Atenção que o incumprimento de ordens ou mandados legítimos da autoridade administrativa transmitidos por escrito aos seus destinatários corresponde a contraordenção leve, nos termos do artigo 25.º, n.º 1 da Lei 50/2006, mas se a pessoa continuar a incumprir a ordem, isso poderá levar a aplicação de coima correspondente à prática de contraordenação grave.
Se for praticada uma contraordenação grave ou muito grave, pode ser aplicada a sanção acessória de apreensão dos animais, nos termos do artigo 30.º, n.º 1, m) da Lei 50/2006, se os animais tiverem sido utilizados para a prática da mesma (artigo 31.º, n.º 9 da mesma lei).
Relativamente à segunda questão, do crime de maus tratos praticado pelo vizinho contra o cão, a recolha de provas é fundamental, de facto. As provas que poderão ser apresentadas são, por exemplo: o relatório do médico veterinário que o senhor referiu; o chumbo retirado do olho do cão, para poder ser enviado para análise forense; fotografias do olho do cão com o chumbo; fotografias de chumbos ou vestígios de chumbos no chão, dentro do terreno da casa do senhor; testemunhos de vizinhos ou pessoas que estivessem em casa do senhor ou a passar na rua e que tenham ouvido ou visto algo relevante para o caso, entre outros. Seria positivo se o senhor pudesse instalar videovigilância na sua casa, de forma a poder ter registos fotográficos, áudio e/ou vídeo dos maus tratos praticados pelo vizinho.
Os maus tratos a animais de companhia são crime, previsto e punido, nos termos do artigo 387.º, n.º 1 do Código Penal, sendo que se os maus tratos causarem privação de órgão (neste caso, o olho), a moldura penal é agravada, nos termos do n.º 2 do mesmo artigo.
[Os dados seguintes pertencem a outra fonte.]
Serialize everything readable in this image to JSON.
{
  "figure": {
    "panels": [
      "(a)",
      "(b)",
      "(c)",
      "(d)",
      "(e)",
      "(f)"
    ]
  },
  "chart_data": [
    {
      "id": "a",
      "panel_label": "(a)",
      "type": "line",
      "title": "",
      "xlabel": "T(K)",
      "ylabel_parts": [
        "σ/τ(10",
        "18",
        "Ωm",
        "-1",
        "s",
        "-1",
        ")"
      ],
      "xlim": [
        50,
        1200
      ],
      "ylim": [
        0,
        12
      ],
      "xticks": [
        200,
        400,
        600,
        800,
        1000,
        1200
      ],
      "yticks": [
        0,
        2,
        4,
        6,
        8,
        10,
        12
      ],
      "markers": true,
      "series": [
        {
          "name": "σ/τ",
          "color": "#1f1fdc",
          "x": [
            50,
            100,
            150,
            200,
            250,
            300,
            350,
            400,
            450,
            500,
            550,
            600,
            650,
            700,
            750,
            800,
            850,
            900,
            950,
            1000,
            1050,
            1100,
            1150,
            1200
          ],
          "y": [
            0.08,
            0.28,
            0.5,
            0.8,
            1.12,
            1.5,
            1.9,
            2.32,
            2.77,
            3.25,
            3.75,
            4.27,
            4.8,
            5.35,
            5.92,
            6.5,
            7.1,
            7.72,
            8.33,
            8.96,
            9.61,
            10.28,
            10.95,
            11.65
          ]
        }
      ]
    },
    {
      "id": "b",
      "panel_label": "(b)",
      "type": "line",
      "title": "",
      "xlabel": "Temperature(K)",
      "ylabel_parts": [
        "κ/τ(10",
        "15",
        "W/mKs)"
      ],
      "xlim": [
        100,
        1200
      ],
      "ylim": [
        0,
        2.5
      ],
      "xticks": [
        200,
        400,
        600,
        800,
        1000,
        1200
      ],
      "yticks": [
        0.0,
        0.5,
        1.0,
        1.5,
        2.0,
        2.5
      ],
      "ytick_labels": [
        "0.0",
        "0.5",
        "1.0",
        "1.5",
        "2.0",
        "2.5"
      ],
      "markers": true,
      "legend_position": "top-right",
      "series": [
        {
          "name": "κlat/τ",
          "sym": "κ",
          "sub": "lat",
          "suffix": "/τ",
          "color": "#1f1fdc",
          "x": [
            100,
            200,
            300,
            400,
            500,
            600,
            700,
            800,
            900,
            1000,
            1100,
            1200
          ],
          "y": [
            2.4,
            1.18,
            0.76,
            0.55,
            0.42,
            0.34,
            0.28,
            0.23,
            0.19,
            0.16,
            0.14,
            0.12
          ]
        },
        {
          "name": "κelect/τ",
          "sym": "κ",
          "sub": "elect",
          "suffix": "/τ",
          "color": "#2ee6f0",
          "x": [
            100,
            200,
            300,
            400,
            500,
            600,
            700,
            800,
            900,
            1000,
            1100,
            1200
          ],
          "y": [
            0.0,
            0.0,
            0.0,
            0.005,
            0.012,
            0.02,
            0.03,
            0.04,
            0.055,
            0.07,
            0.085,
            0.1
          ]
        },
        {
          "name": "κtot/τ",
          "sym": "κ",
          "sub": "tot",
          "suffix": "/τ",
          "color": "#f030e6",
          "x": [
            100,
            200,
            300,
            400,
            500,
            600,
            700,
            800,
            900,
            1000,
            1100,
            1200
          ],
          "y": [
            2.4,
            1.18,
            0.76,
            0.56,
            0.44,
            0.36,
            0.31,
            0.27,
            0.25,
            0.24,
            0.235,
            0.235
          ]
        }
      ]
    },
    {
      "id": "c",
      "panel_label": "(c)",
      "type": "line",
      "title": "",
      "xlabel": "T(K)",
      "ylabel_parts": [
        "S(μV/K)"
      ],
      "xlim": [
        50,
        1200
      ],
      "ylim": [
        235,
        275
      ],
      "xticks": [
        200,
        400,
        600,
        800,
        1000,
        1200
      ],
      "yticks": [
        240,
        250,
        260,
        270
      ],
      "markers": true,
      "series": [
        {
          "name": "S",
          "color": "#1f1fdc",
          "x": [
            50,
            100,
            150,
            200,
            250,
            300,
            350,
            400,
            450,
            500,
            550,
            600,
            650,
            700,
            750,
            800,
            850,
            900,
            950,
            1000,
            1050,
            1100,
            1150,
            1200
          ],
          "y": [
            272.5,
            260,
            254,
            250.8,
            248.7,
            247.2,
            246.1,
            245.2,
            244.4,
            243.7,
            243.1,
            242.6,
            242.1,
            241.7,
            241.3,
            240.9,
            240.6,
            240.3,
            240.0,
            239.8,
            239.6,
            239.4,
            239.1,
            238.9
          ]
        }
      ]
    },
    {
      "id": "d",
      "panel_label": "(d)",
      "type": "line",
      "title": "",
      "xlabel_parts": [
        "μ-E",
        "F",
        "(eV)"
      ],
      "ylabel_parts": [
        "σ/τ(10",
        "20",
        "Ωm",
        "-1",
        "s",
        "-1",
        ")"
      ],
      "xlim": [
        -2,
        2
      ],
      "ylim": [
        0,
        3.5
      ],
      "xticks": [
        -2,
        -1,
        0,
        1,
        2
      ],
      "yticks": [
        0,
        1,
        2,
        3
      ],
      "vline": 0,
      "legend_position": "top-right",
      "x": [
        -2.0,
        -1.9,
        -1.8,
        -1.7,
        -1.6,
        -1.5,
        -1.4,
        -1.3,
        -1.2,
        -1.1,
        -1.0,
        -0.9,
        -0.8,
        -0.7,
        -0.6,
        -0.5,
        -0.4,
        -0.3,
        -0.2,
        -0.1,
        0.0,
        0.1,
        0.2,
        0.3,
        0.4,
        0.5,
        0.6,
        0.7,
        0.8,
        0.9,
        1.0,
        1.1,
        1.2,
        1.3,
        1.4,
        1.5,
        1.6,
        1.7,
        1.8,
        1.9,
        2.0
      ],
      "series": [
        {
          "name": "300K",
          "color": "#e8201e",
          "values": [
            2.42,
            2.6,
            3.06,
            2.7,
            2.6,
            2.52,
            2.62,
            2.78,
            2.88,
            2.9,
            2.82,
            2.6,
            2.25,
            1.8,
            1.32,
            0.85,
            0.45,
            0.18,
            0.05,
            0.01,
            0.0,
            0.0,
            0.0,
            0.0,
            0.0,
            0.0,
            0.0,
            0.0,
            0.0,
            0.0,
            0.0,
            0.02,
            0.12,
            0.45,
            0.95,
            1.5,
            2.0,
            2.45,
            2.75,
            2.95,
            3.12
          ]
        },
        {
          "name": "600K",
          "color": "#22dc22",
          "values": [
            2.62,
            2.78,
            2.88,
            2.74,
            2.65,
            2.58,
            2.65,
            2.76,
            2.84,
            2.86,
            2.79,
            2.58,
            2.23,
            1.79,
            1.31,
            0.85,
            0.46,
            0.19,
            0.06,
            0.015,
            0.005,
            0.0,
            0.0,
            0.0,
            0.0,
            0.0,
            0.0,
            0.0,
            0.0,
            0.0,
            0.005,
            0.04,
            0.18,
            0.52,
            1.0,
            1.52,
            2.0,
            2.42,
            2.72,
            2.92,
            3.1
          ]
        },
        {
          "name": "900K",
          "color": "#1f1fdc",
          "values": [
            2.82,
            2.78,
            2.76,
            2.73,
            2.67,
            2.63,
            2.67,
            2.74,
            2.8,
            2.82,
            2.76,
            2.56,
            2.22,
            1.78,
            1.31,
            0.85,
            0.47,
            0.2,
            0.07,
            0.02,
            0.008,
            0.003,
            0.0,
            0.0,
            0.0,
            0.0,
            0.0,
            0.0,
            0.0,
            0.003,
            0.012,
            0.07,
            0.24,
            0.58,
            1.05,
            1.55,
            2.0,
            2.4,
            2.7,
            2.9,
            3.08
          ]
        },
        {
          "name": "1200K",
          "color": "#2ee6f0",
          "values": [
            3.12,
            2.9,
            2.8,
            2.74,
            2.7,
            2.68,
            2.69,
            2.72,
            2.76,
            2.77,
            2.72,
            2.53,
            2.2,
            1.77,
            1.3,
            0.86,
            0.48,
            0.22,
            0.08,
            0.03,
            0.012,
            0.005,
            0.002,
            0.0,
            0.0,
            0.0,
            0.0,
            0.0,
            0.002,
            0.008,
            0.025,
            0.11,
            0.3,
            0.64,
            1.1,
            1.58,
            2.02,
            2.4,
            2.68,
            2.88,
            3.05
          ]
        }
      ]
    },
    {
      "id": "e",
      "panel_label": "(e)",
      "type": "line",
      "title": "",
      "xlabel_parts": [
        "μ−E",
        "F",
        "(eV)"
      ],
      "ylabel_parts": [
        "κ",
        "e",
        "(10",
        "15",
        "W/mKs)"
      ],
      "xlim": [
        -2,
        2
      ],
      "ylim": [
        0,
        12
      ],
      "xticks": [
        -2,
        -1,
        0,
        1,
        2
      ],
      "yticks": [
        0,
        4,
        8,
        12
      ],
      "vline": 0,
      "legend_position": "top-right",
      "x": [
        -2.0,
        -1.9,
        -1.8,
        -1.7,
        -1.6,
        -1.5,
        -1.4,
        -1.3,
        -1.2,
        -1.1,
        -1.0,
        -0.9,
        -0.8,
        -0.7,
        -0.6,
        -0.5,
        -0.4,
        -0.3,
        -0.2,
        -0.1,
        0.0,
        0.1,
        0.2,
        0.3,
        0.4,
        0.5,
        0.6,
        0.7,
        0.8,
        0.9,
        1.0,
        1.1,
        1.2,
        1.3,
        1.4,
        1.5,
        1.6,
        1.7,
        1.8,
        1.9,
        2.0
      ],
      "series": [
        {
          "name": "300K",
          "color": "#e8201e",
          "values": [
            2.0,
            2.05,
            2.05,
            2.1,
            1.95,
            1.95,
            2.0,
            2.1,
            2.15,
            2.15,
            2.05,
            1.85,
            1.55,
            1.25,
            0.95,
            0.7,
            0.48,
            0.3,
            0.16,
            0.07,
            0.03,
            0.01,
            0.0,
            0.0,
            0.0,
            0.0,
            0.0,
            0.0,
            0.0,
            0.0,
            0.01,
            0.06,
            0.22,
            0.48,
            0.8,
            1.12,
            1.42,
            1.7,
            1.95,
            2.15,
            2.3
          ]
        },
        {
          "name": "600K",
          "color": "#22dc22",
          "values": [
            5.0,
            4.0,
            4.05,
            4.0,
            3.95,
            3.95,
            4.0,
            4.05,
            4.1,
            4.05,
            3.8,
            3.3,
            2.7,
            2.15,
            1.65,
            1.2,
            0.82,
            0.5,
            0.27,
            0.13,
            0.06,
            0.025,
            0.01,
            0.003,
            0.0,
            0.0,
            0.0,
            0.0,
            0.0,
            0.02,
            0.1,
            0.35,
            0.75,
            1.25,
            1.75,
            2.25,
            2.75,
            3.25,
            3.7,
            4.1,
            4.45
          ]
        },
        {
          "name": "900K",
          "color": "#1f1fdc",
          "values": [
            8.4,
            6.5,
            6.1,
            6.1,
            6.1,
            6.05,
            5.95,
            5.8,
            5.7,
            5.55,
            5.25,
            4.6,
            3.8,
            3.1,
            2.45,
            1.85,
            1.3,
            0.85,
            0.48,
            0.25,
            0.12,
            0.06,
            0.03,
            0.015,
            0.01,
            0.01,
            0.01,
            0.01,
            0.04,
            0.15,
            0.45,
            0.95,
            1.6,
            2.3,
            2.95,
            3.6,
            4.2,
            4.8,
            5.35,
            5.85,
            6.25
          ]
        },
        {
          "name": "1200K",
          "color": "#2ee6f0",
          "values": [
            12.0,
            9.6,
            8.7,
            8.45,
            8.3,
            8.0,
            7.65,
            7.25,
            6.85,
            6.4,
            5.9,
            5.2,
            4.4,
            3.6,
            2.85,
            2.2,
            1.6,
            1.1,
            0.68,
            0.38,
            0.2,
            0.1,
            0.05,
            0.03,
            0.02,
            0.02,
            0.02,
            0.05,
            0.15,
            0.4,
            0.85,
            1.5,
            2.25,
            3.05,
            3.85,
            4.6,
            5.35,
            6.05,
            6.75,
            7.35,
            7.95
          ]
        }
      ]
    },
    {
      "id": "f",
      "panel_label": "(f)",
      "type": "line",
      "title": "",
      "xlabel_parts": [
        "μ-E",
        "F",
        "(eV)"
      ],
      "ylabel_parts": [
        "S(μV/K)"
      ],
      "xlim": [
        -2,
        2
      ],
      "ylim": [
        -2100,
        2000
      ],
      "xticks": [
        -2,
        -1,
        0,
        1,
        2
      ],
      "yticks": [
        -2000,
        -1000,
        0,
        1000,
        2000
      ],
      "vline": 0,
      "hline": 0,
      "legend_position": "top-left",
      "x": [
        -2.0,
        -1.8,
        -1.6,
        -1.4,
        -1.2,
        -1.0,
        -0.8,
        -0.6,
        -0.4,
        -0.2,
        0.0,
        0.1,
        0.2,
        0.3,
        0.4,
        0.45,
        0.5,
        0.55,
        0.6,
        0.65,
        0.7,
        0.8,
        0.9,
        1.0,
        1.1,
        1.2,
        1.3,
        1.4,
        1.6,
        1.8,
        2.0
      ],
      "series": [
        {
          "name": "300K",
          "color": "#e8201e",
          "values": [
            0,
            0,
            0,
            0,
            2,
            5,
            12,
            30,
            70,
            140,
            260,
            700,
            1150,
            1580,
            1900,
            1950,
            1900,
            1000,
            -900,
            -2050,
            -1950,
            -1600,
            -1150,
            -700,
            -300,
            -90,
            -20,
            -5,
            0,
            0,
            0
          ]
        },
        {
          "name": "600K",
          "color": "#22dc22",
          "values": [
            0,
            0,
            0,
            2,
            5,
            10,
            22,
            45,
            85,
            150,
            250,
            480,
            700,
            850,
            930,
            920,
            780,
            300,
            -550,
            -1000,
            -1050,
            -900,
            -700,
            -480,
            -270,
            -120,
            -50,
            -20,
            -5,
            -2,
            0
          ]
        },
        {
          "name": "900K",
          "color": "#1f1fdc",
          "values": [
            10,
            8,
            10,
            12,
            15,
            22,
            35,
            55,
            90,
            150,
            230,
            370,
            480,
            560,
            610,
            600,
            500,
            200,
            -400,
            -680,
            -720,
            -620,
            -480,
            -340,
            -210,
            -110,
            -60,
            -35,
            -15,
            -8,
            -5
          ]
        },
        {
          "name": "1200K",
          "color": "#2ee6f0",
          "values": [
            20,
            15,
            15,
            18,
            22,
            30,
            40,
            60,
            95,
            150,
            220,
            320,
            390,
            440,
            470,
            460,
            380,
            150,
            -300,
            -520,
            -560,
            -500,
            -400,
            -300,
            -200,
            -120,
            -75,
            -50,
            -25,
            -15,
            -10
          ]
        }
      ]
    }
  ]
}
Na apresentação da queixa, o senhor deverá juntar o máximo de meios de prova possível e, de preferência, ser acompanhado por um advogado que conduza a questão de forma a salvaguardar os direitos e interesses do senhor e dos seus cães.
Depois de apresentada a queixa, o procedimento criminal é iniciado e o Ministério Público inicia a investigação, para depois deduzir acusação contra o vizinho, caso reúna provas suficientes contra ele, daí a importância de juntar o máximo de meios de prova possível.
Se os cães do senhor estão em risco, seria importante tomar algumas medidas que evitassem que o vizinho conseguisse agredi-los e maltratá-los, como colocar sebes ou muros mais fortes, altos ou compactos, a videovigilância já referida, maior vigilância humana, menor acesso dos cães aos locais do terreno onde é possível aceder-lhes pelo exterior da casa, por exemplo, criando cercas dentro do próprio terreno, para garantir a sua segurança.